Vitaly and I have given a couple of talks on this topic, putting our Netflix paper in the context of a much larger body of anonymity-breaching papers that have come out in the last half-decade. The common thread is that in most types of published databases describing people, as long as there is enough entropy per-record, anonymity is toast.
This encompasses most interesting databases about people. The Netflix dataset, for instance, is half a gig compressed, and there are fewer than half a million people, which works out to almost 10,000 bits per user. You can do a more rigorous analysis, but the conclusion is the same.
At present we have no tools to remedy this situation. You can try to perturb the data all you want, it's not going to help. This isn't just if you're making the database publicly available -- it's perhaps even more pertinent to scenarios like securing your data from the prying eyes of your own employees, or sharing data with business partners.
What can be done?
1. Stop looking for legislative remedies. Here's an example of a stupid law: "in any released sample of your medical records, for each patient there should be at least 10 other patients with the same name." (what if you also know the patient's date of birth?) Figuring out exactly when privacy is breached is a hard math problem even for computer scientists. (example pdf) Attempting to come up with a legal definition is like attempting to legislate the value of pi.
2. It's not about covering your ass. This is the unfortunate attitude almost every company takes: privacy is an annoying legal requirement and you should do just enough so that it doesn't become a PR problem. Ironically, that's a good way to ensure that it will become a PR problem.

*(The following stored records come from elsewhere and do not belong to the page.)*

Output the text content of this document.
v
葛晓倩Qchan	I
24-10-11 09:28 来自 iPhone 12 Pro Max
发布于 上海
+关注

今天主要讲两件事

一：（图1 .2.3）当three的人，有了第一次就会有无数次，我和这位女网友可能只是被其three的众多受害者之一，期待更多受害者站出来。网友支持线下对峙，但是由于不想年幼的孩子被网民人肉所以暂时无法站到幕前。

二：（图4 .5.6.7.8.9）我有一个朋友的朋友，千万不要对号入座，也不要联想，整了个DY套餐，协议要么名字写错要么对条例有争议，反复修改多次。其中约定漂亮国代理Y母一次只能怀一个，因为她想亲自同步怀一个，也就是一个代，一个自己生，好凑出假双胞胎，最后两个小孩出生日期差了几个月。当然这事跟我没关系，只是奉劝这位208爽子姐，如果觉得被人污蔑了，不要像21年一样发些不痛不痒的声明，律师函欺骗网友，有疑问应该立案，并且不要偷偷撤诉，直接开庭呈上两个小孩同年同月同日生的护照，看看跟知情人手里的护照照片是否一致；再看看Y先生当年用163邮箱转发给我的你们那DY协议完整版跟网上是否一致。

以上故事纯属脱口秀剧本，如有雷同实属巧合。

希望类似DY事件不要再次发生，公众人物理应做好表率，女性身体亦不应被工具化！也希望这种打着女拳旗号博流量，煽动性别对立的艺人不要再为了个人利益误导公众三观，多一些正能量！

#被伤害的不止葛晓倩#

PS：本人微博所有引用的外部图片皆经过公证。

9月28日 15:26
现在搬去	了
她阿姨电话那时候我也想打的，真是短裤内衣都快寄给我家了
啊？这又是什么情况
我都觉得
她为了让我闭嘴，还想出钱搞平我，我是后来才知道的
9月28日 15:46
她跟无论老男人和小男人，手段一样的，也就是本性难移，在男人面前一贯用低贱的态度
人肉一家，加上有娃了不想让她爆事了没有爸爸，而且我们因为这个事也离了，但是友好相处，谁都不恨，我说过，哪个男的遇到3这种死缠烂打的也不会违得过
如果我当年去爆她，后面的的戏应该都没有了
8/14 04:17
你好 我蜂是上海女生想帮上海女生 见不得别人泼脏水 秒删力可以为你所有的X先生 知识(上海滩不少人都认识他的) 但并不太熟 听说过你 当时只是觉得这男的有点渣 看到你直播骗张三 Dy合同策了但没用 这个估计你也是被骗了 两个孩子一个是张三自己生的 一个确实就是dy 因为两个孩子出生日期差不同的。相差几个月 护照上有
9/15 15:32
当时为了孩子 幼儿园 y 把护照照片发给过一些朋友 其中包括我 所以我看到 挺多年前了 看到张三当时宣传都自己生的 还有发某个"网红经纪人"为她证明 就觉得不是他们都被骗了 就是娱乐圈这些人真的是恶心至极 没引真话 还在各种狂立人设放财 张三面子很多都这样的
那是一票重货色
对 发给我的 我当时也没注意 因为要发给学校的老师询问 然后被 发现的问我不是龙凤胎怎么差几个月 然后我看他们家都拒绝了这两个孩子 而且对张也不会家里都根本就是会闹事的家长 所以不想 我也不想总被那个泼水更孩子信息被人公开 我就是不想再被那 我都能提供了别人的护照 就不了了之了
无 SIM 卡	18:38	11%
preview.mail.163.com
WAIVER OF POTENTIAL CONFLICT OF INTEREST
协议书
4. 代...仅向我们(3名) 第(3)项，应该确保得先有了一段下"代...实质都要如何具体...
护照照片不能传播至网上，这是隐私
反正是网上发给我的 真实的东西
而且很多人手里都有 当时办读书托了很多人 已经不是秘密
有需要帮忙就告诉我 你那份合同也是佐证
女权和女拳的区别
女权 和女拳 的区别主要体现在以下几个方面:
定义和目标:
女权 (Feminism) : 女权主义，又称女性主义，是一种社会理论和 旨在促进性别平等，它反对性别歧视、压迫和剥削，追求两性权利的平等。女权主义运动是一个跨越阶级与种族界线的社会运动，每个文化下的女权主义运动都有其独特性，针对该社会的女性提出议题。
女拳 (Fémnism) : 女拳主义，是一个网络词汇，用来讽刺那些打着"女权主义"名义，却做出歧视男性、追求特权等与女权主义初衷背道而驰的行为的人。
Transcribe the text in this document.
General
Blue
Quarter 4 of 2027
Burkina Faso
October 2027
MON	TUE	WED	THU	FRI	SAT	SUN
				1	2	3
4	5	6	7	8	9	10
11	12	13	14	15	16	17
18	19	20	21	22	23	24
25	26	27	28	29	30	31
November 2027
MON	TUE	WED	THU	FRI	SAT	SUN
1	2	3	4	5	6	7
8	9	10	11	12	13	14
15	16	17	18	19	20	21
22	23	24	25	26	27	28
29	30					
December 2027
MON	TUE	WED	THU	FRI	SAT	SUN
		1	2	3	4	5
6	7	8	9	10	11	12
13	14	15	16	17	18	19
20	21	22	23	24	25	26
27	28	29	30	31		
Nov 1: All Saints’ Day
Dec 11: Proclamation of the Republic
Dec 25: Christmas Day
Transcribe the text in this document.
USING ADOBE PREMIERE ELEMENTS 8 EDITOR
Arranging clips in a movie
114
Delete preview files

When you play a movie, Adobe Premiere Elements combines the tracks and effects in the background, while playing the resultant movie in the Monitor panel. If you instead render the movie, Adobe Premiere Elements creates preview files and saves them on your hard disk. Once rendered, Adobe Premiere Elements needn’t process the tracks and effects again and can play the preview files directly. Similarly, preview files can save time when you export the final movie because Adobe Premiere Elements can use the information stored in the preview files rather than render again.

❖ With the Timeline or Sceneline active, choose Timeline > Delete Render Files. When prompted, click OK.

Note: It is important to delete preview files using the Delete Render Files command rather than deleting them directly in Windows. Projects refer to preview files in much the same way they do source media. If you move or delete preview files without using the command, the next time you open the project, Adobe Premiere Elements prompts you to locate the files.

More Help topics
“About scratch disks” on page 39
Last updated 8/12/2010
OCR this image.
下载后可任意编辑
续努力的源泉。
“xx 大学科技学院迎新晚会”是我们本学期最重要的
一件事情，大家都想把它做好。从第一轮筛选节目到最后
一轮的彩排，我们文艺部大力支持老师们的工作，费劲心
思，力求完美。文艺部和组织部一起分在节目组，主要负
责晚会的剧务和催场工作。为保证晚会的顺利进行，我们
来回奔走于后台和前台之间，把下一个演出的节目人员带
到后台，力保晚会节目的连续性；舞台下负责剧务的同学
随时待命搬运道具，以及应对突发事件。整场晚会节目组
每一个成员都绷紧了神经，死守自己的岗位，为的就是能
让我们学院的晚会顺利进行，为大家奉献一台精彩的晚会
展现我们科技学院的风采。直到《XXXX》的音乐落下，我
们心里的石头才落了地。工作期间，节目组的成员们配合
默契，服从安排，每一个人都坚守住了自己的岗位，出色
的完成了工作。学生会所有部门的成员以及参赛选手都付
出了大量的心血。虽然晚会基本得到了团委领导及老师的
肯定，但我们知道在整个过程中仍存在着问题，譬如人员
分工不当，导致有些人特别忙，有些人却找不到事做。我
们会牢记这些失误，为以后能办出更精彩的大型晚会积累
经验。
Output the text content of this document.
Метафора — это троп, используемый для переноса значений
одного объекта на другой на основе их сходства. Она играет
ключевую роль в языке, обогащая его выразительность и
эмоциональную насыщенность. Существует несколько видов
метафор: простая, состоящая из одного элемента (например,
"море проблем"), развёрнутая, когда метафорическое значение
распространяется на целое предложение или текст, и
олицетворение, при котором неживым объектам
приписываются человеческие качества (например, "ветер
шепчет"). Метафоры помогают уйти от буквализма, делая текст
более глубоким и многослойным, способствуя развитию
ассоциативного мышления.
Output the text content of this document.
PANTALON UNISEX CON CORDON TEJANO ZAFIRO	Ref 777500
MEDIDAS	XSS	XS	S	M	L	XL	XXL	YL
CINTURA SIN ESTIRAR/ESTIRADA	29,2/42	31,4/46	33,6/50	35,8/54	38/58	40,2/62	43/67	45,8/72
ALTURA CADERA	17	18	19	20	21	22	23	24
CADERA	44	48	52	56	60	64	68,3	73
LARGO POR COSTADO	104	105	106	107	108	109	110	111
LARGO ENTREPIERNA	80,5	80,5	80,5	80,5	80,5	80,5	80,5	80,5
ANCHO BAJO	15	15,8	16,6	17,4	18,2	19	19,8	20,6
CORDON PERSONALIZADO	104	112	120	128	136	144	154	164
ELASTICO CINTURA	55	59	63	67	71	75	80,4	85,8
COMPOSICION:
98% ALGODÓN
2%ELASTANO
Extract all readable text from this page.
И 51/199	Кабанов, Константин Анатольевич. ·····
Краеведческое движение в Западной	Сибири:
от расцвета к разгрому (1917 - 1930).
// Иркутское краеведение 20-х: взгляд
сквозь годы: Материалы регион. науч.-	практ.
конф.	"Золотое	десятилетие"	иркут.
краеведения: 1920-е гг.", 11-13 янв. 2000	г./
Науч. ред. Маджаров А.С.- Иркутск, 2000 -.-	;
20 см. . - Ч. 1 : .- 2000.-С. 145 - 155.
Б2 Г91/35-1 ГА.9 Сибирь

3. Be upfront about what you can and cannot protect. Guess what -- if Netflix told users all their ratings would be public, more than 90% of users wouldn't have changed their behavior in any way. From the perspective of getting data for collaborative filtering, this isn't a significant drawback. On the other hand, the small percentage of users who do care would have chosen to stay away from submitting ratings on sensitive titles online, and everybody's happy.
4. Start putting some money into privacy research/development. There is an active research area on private computation on databases -- where you don't air your linen for the whole world to see, but instead run smart computational protocols by which you keep your data at all times, but someone can do research/statistics/whatatever on it by making database queries, while you make sure they don't learn anything sensitive. (example)
More research needs to be done before it can be applied on the scale you need for modern datasets. And turning the research into actual tools is an uncharted area that needs money to be accomplished. If corporations started taking actual privacy seriously, they'd realize that this is where they need to be spending money, not on lawyers and PR people.